Several studies to date have clearly shown that antimicrobial treatment of ABU does not reduce the frequency of ABU. Prospective cohort studies, as well as randomised controlled studies, including patients with spinal cord injury, patients with diabetes, non-pregnant women, elderly people, and individuals with chronic catheters, have failed to show any benefits of treatment of ABU. In fact, such unwarranted treatment has resulted in subsequent isolation of resistant bacteria,10,17,64 collateral damage in terms of alteration of the normal gut flora resulting in increased risk of Clostridium difficile infection, and even increasing the risk of UTI by destroying the harmless colonised flora in the genitourinary tract.10,50,65 Notable observations made from many prospective randomised controlled trials indicate that eradication of these less virulent strains have led to pyelonephritis and in some cases recurrence of UTI.49,65-67 The hypothesis that such colonised, less virulent, strains offer some kind of protection by preventing virulent strains from causing infection has paved the way for the concept of ‘bacterial interference’.49,68 It needs to be emphasised here that untreated ABU is not harmful and rarely causes renal failure. Any episode of bacteriuria does not necessarily confirm a true UTI and, hence, should not be treated unless warranted. Any antibiotic exposure will eventually contribute to the phenomenon of antibiotic resistance.

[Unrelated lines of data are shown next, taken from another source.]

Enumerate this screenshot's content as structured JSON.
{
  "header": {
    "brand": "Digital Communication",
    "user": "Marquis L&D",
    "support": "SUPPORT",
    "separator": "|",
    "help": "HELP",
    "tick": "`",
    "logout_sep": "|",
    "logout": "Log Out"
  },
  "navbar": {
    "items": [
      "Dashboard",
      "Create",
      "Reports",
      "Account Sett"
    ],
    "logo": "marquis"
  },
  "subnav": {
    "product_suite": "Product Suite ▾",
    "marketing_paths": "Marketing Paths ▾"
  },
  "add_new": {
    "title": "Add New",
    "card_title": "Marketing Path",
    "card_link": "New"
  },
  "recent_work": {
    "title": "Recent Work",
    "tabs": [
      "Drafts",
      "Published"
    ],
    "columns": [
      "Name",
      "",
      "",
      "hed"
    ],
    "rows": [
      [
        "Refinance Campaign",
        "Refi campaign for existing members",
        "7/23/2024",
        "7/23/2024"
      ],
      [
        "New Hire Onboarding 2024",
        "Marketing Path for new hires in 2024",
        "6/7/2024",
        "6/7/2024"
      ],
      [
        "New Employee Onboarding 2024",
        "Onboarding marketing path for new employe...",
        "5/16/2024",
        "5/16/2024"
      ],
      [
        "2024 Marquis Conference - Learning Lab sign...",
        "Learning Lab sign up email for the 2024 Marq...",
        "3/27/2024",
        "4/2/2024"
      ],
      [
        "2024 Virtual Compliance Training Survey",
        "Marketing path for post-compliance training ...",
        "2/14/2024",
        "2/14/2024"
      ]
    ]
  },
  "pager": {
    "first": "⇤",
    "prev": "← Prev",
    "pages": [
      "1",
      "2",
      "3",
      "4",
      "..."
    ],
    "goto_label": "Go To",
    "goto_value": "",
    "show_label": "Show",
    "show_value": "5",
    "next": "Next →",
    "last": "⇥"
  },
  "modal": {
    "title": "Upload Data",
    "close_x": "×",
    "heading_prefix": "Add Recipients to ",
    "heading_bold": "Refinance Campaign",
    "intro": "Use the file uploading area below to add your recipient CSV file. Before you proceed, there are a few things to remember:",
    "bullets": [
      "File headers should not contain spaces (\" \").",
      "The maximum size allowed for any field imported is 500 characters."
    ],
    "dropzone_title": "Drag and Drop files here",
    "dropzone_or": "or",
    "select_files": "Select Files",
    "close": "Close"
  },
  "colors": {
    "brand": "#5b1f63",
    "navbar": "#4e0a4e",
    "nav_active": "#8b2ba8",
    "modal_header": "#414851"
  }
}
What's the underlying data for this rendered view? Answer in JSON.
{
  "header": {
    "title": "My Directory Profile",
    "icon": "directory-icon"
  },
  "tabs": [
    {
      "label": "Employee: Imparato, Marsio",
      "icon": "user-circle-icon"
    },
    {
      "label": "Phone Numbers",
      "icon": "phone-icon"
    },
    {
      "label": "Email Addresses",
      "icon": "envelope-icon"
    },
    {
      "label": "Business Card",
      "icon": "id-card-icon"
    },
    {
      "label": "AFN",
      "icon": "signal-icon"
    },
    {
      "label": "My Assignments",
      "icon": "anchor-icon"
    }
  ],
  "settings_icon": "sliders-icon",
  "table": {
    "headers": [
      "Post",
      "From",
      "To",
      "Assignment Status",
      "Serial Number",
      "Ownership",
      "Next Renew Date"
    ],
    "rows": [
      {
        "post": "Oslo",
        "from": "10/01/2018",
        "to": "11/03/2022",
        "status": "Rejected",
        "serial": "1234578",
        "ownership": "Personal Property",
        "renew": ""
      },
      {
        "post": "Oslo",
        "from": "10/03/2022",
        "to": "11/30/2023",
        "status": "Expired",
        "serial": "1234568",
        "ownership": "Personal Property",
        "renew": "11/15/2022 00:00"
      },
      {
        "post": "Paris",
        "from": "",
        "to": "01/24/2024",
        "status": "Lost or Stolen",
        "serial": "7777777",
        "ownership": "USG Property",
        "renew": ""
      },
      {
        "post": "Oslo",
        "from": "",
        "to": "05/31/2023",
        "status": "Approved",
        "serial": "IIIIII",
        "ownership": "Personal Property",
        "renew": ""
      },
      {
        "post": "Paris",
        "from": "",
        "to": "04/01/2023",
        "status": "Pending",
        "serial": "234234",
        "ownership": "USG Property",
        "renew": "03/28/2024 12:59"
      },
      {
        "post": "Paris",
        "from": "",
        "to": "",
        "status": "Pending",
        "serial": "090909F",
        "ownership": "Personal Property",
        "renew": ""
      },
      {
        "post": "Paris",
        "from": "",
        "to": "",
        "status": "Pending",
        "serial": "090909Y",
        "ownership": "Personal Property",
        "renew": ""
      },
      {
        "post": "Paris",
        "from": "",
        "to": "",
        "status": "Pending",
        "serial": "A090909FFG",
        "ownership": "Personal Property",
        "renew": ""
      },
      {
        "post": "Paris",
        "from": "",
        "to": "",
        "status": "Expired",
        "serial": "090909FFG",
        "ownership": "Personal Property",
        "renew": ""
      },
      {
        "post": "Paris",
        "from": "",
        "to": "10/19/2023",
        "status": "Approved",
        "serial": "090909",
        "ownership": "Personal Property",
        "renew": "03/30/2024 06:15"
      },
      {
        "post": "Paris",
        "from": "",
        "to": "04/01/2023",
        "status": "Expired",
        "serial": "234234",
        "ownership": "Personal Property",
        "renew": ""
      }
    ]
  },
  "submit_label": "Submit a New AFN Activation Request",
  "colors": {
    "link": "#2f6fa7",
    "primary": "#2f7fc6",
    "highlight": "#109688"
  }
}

Hence, the use of antibiotics should be minimised through regular dialogue between the laboratory and the clinicians concerned, with emphasis on the idea of choosing wisely.69
In conclusion, for any bacteriuria to remain as ABU or a symptomatic UTI is determined by a complex interplay of organism, host, and environmental factors. Certain conditions with ABU continue to be a dilemma for most healthcare professionals. Nevertheless, caution needs to be exerted while treating most of them wherever clear-cut guidelines are not available. Unwarranted treatment of ABU with antibacterials contributes to antibiotic resistance.18 Therefore, it is important to raise the levels of awareness regarding ABU among healthcare professionals and, even more, to implement restrictions over the use of antibiotics for treatment of ABU.